As a fiction writer, I'd add one more to that list: garments that survive in such an interesting state that they beg to tell their story.
This white bustle gown from the 1880s is instantly intriguing. Even an untrained eye would see that there's something not quite right about it. Instead of the usual crisp, almost architectural lines characteristic of fashion of the period, this gown seems almost droopy. There's a reason for this, of course: it was never finished. The brown silk taffeta trim is only basted into place (the long white running stitches are quite visible), the raw-edged trim is still tentatively arranged in some places, and the gathers that arrange the bustle and overskirt are decidedly lopsided. The cream-colored wool was never steamed and pressed, leaving the seams soft and bulky, almost rumpled.

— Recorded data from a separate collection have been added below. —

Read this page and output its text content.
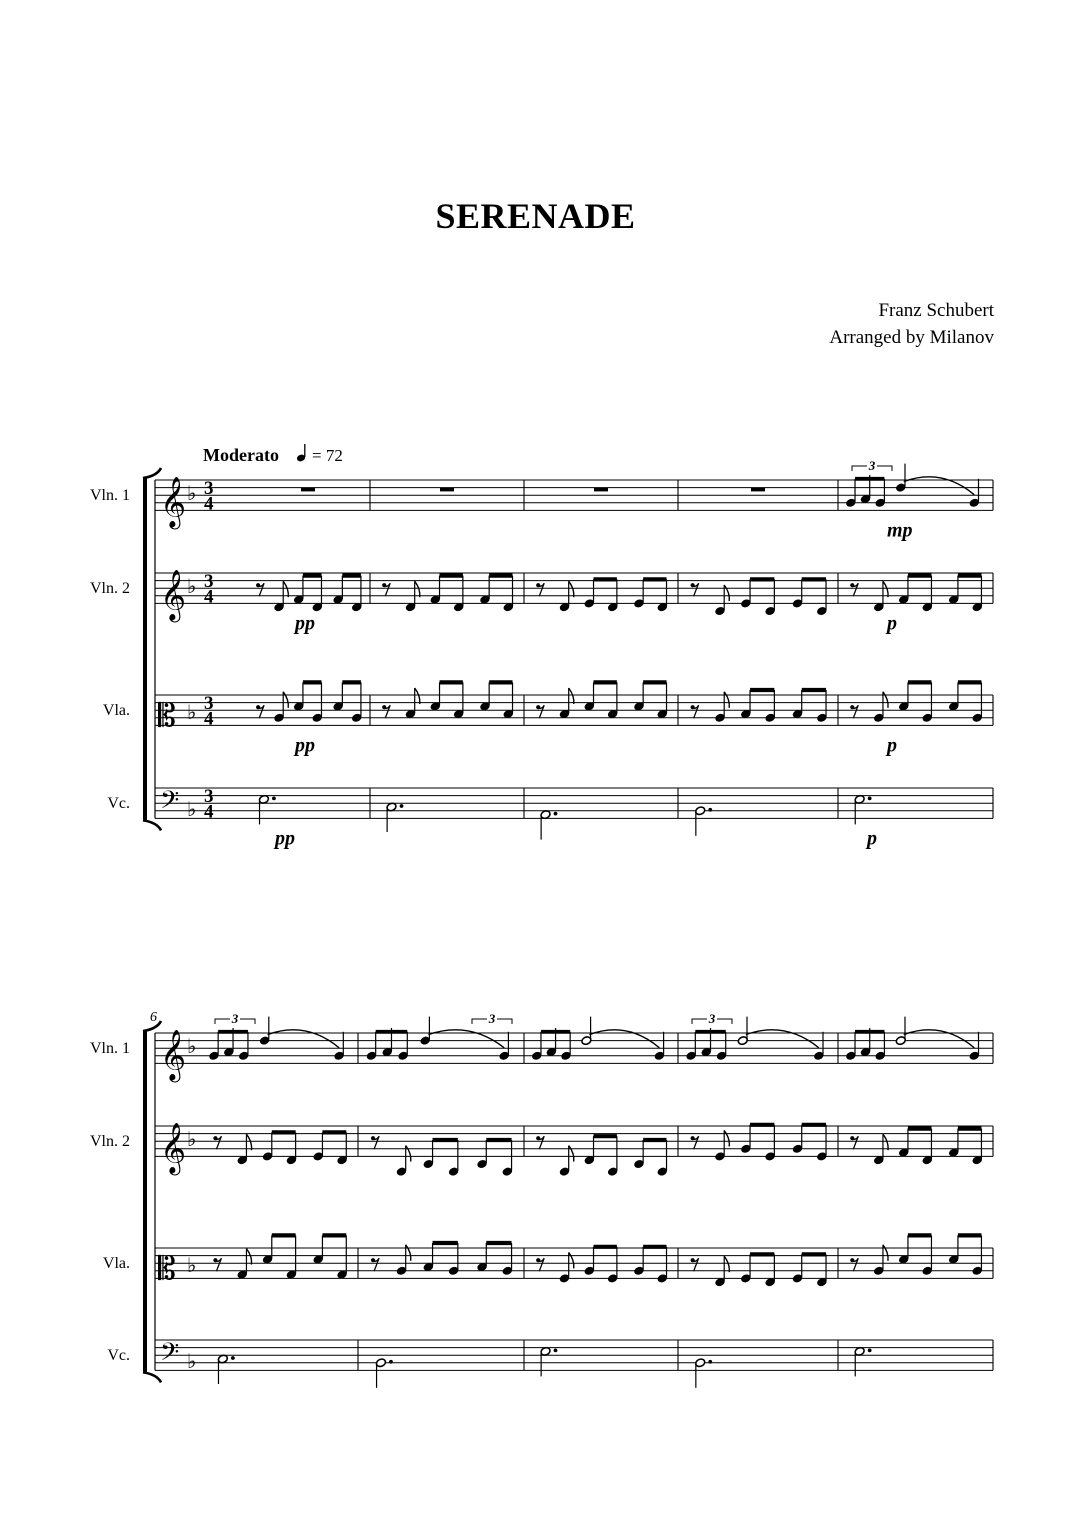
SERENADE
Franz Schubert
Arranged by Milanov
Moderato = 72
Vln. 1 𝄞 ♭ 3
4
mp
3
Vln. 2 𝄞 ♭ 3
4
pp	p
Vla. 𝄡 ♭ 3
4
pp	p
Vc. 𝄢 ♭
3
4
pp	p
6
Vln. 1 𝄞 ♭
3	3	3
Vln. 2 𝄞 ♭
Vla. 𝄡 ♭
Vc. 𝄢 ♭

And yet this was clearly going to be a stylish gown, and likely a costly one, too. Even if a customer changed her mind in the middle of the process, why wasn't it remodeled to fit another wearer? Why wasn't all that brown taffeta and raw-edge, fringed trim removed to use in another way? Why was it simply abandoned in this tantalizing state?

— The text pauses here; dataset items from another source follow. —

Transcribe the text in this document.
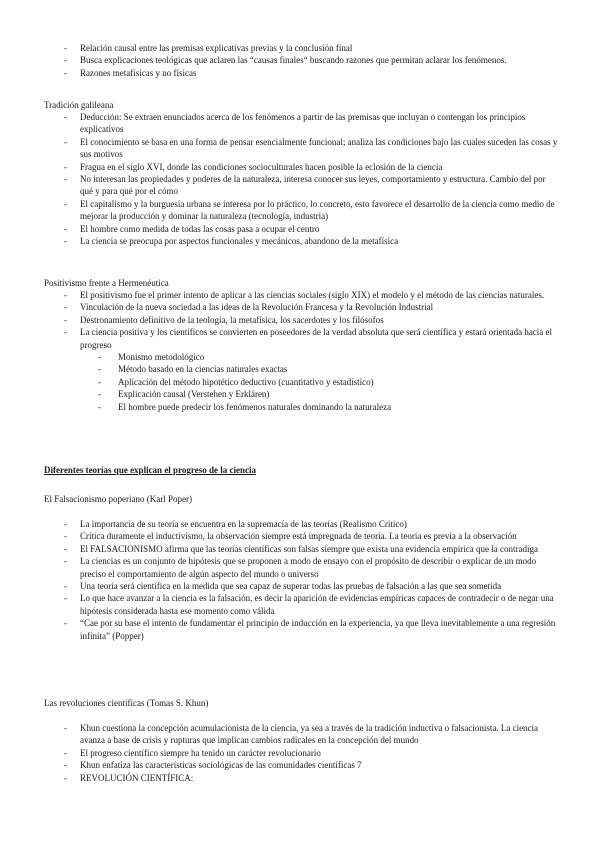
- Relación causal entre las premisas explicativas previas y la conclusión final
- Busca explicaciones teológicas que aclaren las “causas finales“ buscando razones que permitan aclarar los fenómenos.
- Razones metafísicas y no físicas
Tradición galileana
- Deducción: Se extraen enunciados acerca de los fenómenos a partir de las premisas que incluyan o contengan los principios explicativos
- El conocimiento se basa en una forma de pensar esencialmente funcional; analiza las condiciones bajo las cuales suceden las cosas y sus motivos
- Fragua en el siglo XVI, donde las condiciones socioculturales hacen posible la eclosión de la ciencia
- No interesan las propiedades y poderes de la naturaleza, interesa conocer sus leyes, comportamiento y estructura. Cambio del por qué y para qué por el cómo
- El capitalismo y la burguesía urbana se interesa por lo práctico, lo concreto, esto favorece el desarrollo de la ciencia como medio de mejorar la producción y dominar la naturaleza (tecnología, industria)
- El hombre como medida de todas las cosas pasa a ocupar el centro
- La ciencia se preocupa por aspectos funcionales y mecánicos, abandono de la metafísica
Positivismo frente a Hermenéutica
- El positivismo fue el primer intento de aplicar a las ciencias sociales (siglo XIX) el modelo y el método de las ciencias naturales.
- Vinculación de la nueva sociedad a las ideas de la Revolución Francesa y la Revolución Industrial
- Destronamiento definitivo de la teología, la metafísica, los sacerdotes y los filósofos
- La ciencia positiva y los científicos se convierten en poseedores de la verdad absoluta que será científica y estará orientada hacia el progreso
- Monismo metodológico
- Método basado en la ciencias naturales exactas
- Aplicación del método hipotético deductivo (cuantitativo y estadístico)
- Explicación causal (Verstehen y Erklären)
- El hombre puede predecir los fenómenos naturales dominando la naturaleza
Diferentes teorías que explican el progreso de la ciencia
El Falsacionismo poperiano (Karl Poper)
- La importancia de su teoría se encuentra en la supremacía de las teorías (Realismo Crítico)
- Crítica duramente el inductivismo, la observación siempre está impregnada de teoría. La teoría es previa a la observación
- El FALSACIONISMO afirma que las teorías científicas son falsas siempre que exista una evidencia empírica que la contradiga
- La ciencias es un conjunto de hipótesis que se proponen a modo de ensayo con el propósito de describir o explicar de un modo preciso el comportamiento de algún aspecto del mundo o universo
- Una teoría será científica en la medida que sea capaz de superar todas las pruebas de falsación a las que sea sometida
- Lo que hace avanzar a la ciencia es la falsación, es decir la aparición de evidencias empíricas capaces de contradecir o de negar una hipótesis considerada hasta ese momento como válida
- “Cae por su base el intento de fundamentar el principio de inducción en la experiencia, ya que lleva inevitablemente a una regresión infinita” (Popper)
Las revoluciones científicas (Tomas S. Khun)
- Khun cuestiona la concepción acumulacionista de la ciencia, ya sea a través de la tradición inductiva o falsacionista. La ciencia avanza a base de crisis y rupturas que implican cambios radicales en la concepción del mundo
- El progreso científico siempre ha tenido un carácter revolucionario
- Khun enfatiza las características sociológicas de las comunidades científicas 7
- REVOLUCIÓN CIENTÍFICA:
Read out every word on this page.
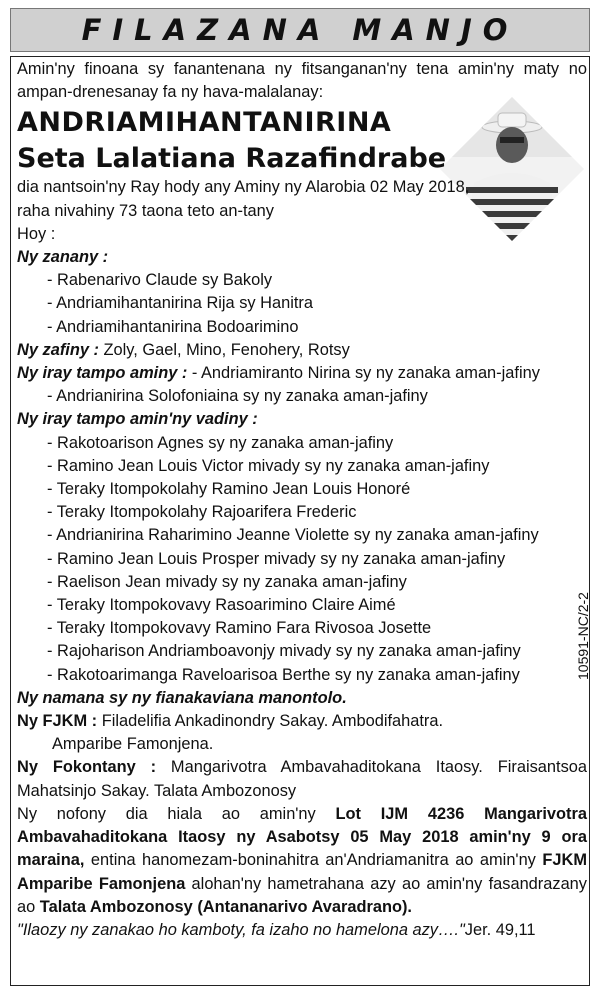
FILAZANA MANJO
10591-NC/2-2

Amin'ny finoana sy fanantenana ny fitsanganan'ny tena amin'ny maty no ampan-drenesanay fa ny hava-malalanay:

ANDRIAMIHANTANIRINA

Seta Lalatiana Razafindrabe

dia nantsoin'ny Ray hody any Aminy ny Alarobia 02 May 2018,

raha nivahiny 73 taona teto an-tany

Hoy :

Ny zanany :

- Rabenarivo Claude sy Bakoly

- Andriamihantanirina Rija sy Hanitra

- Andriamihantanirina Bodoarimino

Ny zafiny : Zoly, Gael, Mino, Fenohery, Rotsy

Ny iray tampo aminy : - Andriamiranto Nirina sy ny zanaka aman-jafiny

- Andrianirina Solofoniaina sy ny zanaka aman-jafiny

Ny iray tampo amin'ny vadiny :

- Rakotoarison Agnes sy ny zanaka aman-jafiny

- Ramino Jean Louis Victor mivady sy ny zanaka aman-jafiny

- Teraky Itompokolahy Ramino Jean Louis Honoré

- Teraky Itompokolahy Rajoarifera Frederic

- Andrianirina Raharimino Jeanne Violette sy ny zanaka aman-jafiny

- Ramino Jean Louis Prosper mivady sy ny zanaka aman-jafiny

- Raelison Jean mivady sy ny zanaka aman-jafiny

- Teraky Itompokovavy Rasoarimino Claire Aimé

- Teraky Itompokovavy Ramino Fara Rivosoa Josette

- Rajoharison Andriamboavonjy mivady sy ny zanaka aman-jafiny

- Rakotoarimanga Raveloarisoa Berthe sy ny zanaka aman-jafiny

Ny namana sy ny fianakaviana manontolo.

Ny FJKM : Filadelifia Ankadinondry Sakay. Ambodifahatra.

Amparibe Famonjena.

Ny Fokontany : Mangarivotra Ambavahaditokana Itaosy. Firaisantsoa Mahatsinjo Sakay. Talata Ambozonosy

Ny nofony dia hiala ao amin'ny Lot IJM 4236 Mangarivotra Ambavahaditokana Itaosy ny Asabotsy 05 May 2018 amin'ny 9 ora maraina, entina hanomezam-boninahitra an'Andriamanitra ao amin'ny FJKM Amparibe Famonjena alohan'ny hametrahana azy ao amin'ny fasandrazany ao Talata Ambozonosy (Antananarivo Avaradrano).

"Ilaozy ny zanakao ho kamboty, fa izaho no hamelona azy…."Jer. 49,11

No one today has the answers. But it could certainly inspire a wealth of fictional explanations, couldn't it?
Dress, c1880, USA. Museum at FIT.
Photographs ©2018 by Susan Holloway Scott.
4 comments:
It doesn't look white. I would guess the seamstress's apprentice developed carpal tunnel from sewing that dress.
The dress is lovely.
A less prosaic reason: the bride who had ordered it for her honey moon cancelled the wedding or ran away with the best man, or was jilted.
I prefer any of those scenarios to having her die or her father lose everything and the groom to be backed out.
This does pose an unlimited number of possibilities, doesn't it? Thanks for the fun post!
If the sewists of that time are anything like us, it probably got chucked into the naughty corner in disgust over something that was SO hard to fix, and stayed there!!
I think I've read too many Grace Livingston Hill novels, but my first thought was: it was part of a trousseau, and the groom died before the wedding--grieving bride keeps all her treasures, won't allow anyone to touch them. Although, now that I recall, Frances Hodgson Burnett used that plot too, in "Theo".